Hurdles and blockers: what they are and how to address them
We will come out and say it: building an enterprise, or enterprise applications on the blockchain isn’t easy. There are hurdles and blockers getting in the way. Two of the best tips for getting around these are to:
Here, we look at some of the other details which might get in the way of your blockchain initiative:
Stakeholders. It’s important to take into account the people involved in any decision to implement a blockchain solution. Stakeholders and steering committees within large organizations such as financial institutions involve between six and ten key decision makers. Within an organization, the adoption of blockchain is seen as a huge technical undertaking that involves a number of departments, including technology, risk, compliance, legal and business operations. Without the help of a blockchain consultant, it is very difficult for employees to scope out the business requirements, risk mitigations, and technical requirements.

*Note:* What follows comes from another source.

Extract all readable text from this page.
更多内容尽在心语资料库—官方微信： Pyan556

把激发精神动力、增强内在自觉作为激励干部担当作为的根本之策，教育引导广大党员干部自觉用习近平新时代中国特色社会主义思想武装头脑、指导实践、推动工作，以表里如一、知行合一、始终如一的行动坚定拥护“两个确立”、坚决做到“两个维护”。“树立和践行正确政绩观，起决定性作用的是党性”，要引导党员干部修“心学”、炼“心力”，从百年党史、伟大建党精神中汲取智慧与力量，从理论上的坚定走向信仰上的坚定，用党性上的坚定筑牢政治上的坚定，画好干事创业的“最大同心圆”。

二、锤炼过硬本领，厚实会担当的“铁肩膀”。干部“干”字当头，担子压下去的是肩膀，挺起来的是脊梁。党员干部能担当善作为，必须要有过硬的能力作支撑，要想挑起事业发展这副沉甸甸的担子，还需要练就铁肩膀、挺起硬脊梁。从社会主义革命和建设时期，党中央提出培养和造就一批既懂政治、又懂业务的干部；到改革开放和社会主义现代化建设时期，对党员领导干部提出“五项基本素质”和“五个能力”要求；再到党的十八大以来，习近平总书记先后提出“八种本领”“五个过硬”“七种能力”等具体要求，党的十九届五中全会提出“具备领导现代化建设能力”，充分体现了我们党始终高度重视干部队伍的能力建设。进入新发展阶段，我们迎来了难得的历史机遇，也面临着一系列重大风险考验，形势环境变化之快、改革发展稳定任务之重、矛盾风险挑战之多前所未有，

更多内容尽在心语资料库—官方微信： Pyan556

Full stack readiness. To develop a blockchain project or to integrate blockchain goes beyond just smart contract development. This can include everything from front-end to back-end development. It is important to plan for the full stack architecture and understand the technical requirements before commencing.
Deciding on the right blockchain. Choosing the right blockchain for the project is critical. Will the blockchain be used for just data storage or does it involve complex operations? These factors will determine the right blockchain for different use cases.
Speaking the right language. Different blockchains also mean utilizing different programming languages and requires hiring developers with specific technical knowledge. A popular blockchain like Ethereum which uses Solidity may have more hits when searched on Google. However, at the same time a more diversified community such as Tezos has a more tight-knit developer community which offers the ability to exchange ideas and provide support.
Security. Blockchain isn’t necessarily more secure than other solutions; there are just different ways to attack it. This is because policy matters. People maintaining the policy should not be the ones who execute it, and vice versa.
There is also some argument about the enforceability of smart contracts which is beyond the scope of this article. Put simply, whether or not a smart contract is enforceable comes down to jurisdiction law - contracts written across multiple jurisdictions, as could well happen with a smart contract on a distributed ledger, haven’t been tested in court.